The Licensed Trade Charity cares for people working in, or retired from, the licensed drink trade and their dependents.
It was founded by Royal Charter on 3 May 1836 as the Society of Licensed Victuallers and adopted the working name Licensed Trade Charity in October 2004 following a merger with the Licensed Victuallers National Homes charity.
Today the Charity has two main aims: Support and Care, and Education, and its objectives are to:
Assist those who are sick, infirm or distressed
Provide assistance in the case of financial hardship
Provide assistance with the relief of the ills of old age
Educate children from the general public, with preference to those from families working in the licensed drinks trade, through guaranteed places, discounts and bursaries.
The Charity runs three independent schools. LVS Ascot is a day and boarding school for girls and boys aged 4 to 18 years providing education for 900 pupils. LVS Hassocks a specialist school offering day and residential education for girls and boys aged 8 to 19 with learning difficulties such as autism and Asperger's syndrome.

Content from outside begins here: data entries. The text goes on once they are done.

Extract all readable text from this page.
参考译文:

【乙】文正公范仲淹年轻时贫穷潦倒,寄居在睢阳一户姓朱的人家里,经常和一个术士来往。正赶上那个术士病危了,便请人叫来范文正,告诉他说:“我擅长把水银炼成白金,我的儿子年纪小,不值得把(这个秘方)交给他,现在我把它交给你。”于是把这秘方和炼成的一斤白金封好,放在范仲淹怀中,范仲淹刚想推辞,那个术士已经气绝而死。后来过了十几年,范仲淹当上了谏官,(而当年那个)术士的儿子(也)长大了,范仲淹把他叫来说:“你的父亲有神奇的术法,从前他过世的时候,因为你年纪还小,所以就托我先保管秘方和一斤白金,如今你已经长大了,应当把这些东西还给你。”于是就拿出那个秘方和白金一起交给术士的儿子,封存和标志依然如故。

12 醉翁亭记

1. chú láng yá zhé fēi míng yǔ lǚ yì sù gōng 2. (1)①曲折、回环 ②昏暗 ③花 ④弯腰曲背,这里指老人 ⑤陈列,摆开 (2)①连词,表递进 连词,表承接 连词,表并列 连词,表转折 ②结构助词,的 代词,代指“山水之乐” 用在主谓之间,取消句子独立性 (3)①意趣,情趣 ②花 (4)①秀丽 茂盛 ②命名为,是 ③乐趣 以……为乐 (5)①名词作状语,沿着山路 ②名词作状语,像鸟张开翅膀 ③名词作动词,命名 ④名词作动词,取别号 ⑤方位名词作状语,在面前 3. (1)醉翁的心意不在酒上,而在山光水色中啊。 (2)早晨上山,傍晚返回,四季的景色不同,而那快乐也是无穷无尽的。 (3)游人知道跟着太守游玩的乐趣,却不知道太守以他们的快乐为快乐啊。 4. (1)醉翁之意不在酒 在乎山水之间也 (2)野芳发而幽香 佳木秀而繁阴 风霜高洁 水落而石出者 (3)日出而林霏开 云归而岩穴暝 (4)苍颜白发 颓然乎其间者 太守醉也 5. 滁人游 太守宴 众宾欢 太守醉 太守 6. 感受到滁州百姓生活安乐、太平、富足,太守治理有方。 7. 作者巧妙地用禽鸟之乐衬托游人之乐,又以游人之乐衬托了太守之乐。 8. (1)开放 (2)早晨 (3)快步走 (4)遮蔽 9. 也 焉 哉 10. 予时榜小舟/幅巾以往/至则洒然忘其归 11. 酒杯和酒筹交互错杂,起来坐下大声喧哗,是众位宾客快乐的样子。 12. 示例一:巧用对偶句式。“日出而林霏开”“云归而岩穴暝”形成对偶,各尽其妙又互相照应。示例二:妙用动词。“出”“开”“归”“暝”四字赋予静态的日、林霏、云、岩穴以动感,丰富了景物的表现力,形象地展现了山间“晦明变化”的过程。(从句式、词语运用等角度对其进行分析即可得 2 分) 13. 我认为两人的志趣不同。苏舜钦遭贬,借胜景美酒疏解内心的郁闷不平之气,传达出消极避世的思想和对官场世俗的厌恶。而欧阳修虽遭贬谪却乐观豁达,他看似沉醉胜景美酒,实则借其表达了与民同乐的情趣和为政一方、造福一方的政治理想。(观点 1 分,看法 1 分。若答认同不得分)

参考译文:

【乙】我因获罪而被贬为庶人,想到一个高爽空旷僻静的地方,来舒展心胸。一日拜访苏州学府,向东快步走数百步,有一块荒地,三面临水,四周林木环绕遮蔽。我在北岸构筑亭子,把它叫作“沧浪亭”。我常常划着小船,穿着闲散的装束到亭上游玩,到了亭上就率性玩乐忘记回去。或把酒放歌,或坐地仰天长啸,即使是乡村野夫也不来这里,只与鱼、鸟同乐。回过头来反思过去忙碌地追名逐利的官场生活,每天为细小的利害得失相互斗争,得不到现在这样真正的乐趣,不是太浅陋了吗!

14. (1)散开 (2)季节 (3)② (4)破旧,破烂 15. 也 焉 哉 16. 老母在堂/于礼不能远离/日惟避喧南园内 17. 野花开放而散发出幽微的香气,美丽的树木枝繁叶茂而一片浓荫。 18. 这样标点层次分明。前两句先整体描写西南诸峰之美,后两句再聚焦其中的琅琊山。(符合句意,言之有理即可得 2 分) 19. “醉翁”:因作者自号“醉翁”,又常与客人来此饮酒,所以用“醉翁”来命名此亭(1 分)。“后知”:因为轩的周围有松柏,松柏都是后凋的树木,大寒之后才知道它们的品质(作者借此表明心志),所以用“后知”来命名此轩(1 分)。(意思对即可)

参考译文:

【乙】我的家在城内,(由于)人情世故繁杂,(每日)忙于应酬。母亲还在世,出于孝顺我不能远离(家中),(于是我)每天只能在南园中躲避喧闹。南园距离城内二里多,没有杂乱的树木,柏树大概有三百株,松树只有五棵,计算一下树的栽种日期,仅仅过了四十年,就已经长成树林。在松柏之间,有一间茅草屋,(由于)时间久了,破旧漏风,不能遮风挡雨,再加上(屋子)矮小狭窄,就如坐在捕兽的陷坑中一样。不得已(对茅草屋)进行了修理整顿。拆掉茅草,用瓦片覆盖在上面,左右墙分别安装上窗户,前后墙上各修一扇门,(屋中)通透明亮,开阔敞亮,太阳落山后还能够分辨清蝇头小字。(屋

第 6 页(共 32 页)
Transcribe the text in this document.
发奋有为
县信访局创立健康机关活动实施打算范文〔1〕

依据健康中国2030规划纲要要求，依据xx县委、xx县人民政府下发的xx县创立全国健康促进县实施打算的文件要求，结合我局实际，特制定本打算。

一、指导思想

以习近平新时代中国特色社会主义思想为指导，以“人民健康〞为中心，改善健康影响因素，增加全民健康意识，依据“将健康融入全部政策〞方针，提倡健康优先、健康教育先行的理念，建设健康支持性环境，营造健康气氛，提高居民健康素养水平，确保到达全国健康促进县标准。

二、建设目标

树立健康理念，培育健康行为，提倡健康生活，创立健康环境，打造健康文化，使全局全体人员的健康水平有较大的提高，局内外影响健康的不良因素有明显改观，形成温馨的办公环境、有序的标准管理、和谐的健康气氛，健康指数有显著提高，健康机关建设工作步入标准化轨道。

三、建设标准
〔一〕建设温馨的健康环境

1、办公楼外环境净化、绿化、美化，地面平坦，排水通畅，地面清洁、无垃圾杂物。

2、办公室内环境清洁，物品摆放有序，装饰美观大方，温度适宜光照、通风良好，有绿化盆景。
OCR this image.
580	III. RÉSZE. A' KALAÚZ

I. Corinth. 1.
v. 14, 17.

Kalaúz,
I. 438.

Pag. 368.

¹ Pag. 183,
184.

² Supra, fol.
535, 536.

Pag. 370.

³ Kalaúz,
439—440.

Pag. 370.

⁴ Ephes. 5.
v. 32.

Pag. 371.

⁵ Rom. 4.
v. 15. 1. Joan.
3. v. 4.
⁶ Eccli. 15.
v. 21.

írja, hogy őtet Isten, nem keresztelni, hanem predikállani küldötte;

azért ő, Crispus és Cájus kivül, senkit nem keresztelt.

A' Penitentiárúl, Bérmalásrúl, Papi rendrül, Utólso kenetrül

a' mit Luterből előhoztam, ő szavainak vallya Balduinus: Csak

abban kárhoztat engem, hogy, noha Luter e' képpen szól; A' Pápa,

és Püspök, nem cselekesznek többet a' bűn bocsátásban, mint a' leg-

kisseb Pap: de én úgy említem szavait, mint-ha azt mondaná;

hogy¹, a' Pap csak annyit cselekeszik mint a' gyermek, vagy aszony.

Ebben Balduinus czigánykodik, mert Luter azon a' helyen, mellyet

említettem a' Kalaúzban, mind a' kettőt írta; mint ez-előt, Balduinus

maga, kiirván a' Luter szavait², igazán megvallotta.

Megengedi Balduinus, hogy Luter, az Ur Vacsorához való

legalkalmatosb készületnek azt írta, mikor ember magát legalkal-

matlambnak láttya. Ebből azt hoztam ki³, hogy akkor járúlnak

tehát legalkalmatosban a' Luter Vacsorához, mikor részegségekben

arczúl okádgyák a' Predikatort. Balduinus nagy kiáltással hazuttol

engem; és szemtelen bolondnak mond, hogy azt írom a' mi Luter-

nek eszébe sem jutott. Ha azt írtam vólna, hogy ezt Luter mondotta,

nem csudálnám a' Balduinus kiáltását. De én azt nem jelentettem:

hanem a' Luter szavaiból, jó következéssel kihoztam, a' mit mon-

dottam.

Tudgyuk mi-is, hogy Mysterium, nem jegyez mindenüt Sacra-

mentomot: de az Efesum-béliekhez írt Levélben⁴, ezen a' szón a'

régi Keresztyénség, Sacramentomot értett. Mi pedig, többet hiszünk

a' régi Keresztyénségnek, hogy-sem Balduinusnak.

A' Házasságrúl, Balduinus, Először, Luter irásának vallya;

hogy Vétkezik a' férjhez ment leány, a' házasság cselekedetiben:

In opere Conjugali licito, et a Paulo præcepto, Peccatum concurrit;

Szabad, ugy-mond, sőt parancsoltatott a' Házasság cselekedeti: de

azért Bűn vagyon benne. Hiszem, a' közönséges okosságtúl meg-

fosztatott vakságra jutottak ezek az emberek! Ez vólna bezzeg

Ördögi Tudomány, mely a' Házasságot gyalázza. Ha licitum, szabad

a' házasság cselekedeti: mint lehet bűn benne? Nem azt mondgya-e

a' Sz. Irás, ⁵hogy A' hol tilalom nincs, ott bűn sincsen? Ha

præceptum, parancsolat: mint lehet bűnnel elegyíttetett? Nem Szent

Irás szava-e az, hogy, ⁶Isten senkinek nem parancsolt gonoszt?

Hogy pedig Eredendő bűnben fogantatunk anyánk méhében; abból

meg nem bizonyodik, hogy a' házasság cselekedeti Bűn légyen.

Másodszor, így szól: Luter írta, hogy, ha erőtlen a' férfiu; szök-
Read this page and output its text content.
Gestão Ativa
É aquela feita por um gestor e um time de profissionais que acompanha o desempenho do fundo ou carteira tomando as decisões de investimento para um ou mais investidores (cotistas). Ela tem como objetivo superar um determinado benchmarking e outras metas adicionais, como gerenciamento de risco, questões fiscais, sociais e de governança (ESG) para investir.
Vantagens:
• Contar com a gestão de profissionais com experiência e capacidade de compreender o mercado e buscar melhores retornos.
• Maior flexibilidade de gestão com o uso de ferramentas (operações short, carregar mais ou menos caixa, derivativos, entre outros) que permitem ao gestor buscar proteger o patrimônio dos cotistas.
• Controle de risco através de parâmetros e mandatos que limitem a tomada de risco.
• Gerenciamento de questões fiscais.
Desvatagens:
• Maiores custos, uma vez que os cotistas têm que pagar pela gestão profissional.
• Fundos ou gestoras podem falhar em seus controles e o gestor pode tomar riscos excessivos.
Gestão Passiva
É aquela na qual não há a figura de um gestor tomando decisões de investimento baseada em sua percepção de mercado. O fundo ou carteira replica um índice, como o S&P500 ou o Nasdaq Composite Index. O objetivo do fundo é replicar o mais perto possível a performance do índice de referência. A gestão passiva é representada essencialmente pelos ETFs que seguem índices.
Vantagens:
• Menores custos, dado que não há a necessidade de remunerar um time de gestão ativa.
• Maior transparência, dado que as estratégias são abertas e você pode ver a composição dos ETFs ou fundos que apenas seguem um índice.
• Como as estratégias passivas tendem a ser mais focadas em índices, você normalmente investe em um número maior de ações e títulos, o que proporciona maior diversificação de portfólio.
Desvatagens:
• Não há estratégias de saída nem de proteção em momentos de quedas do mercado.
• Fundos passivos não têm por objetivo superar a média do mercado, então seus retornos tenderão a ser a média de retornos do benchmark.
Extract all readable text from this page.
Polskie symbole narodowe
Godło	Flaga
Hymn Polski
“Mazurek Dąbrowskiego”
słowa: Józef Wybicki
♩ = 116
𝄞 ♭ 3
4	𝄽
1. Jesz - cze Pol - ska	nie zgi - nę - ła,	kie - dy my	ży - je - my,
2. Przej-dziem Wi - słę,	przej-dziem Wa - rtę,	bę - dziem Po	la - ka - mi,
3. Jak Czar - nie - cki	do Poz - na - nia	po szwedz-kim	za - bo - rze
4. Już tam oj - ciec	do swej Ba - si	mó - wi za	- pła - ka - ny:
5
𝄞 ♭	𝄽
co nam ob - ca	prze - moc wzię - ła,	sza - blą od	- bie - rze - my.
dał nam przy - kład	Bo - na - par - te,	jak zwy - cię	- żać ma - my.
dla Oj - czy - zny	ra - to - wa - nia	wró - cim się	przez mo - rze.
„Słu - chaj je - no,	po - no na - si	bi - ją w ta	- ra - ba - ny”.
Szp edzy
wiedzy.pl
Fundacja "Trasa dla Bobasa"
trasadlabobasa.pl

The school opened in 2009. LVS Oxford which opened in 2014 and provides education and weekly residential places for children 11-19 years old who have a diagnosis on the Autism spectrum.
See website for further details www.licensedtradecharity.org.uk
The Society of Licensed Victuallers was founded in 1793 as a friendly society for the mutual benefit of publicans and the relief of members of the licensed victualing trade and their families. It was formed by men who could afford to pay an annual subscription of one guinea and the idea was to create a fund from which a weekly allowance could be paid to those on hard times. A daily newspaper the Morning Advertiser was established in 1794 to promote the Society's interests and raise funds. It was devoted to trade interests and still exists claiming the title of the oldest continually produced paper in the United Kingdom.
In 1803 the Licensed Victuallers School was established in Kennington. The school was built by the society to educate and look after the children of licensees. Although the school was initially small, numbers increased and the original school was demolished in 1835 and a new larger one built on the same site. In 1921 the school moved to new premises in Slough, Berkshire and then to Ascot in 1980.
An additional school in Ilkley was acquired by the SLV in 1982 and closed in 2005.
In 1997 the SLV merged with the Licensed Trade Convalescent Homes (LTCH). The LTCH was founded in 1962 to provide a place where licensees and their wives could go to recuperate after illness. In 1965 a hotel was purchased in Margate, Kent (Croft House) shortly followed by another in Lytham St Anne's and a third in Exmouth. Over the years continuous investment saw the acquisition of the Grafton Hotel near Hereford and its development into a more modern rest home providing care and relaxation.
The Licensed Victuallers National Homes (LVNH) started life as the Licensed Victuallers Asylum became Licensed Victuallers Benevolent Institution in 1921 and the Licensed Victuallers National Homes in 1959.
The Licensed Victuallers' Asylum (LVA) was formed in 1826 to relieve poor and aged members of the licensed victualing trade and their wives or widows. Alms houses were built in Caroline Gardens (still there today) including a central chapel. The Alms houses were sold to Southwark Council in 1960 when the Licensed Victuallers Benevolent Institution decided to move the residents to new premises in Denham Garden Village, Buckinghamshire. The dwellings in Peckham are still used, although the chapel is listed on English Heritage's national register of buildings at risk.
Denham Garden Village was built in the 1950s by the Licensed Victuallers National Homes (LVNH) to provide accommodation for retired licensees and became part of about 30 estates UK wide owned by LVNH. Licensees could pay a yearly subscription that would enable them to be considered for a place in one of its estates and to receive a basic pension. Denham was innovative for the time. Residents lived in new bungalows with shared communal gardens. The 'village' had all amenities on site including a, shop, pub, social club as well as a nursing home, medical care and a welfare officer.
In the late 1990's LVNH transferred its homes to Anchor Housing Trust to enable the management and upgrading of the properties to be done to comply with changes in housing law.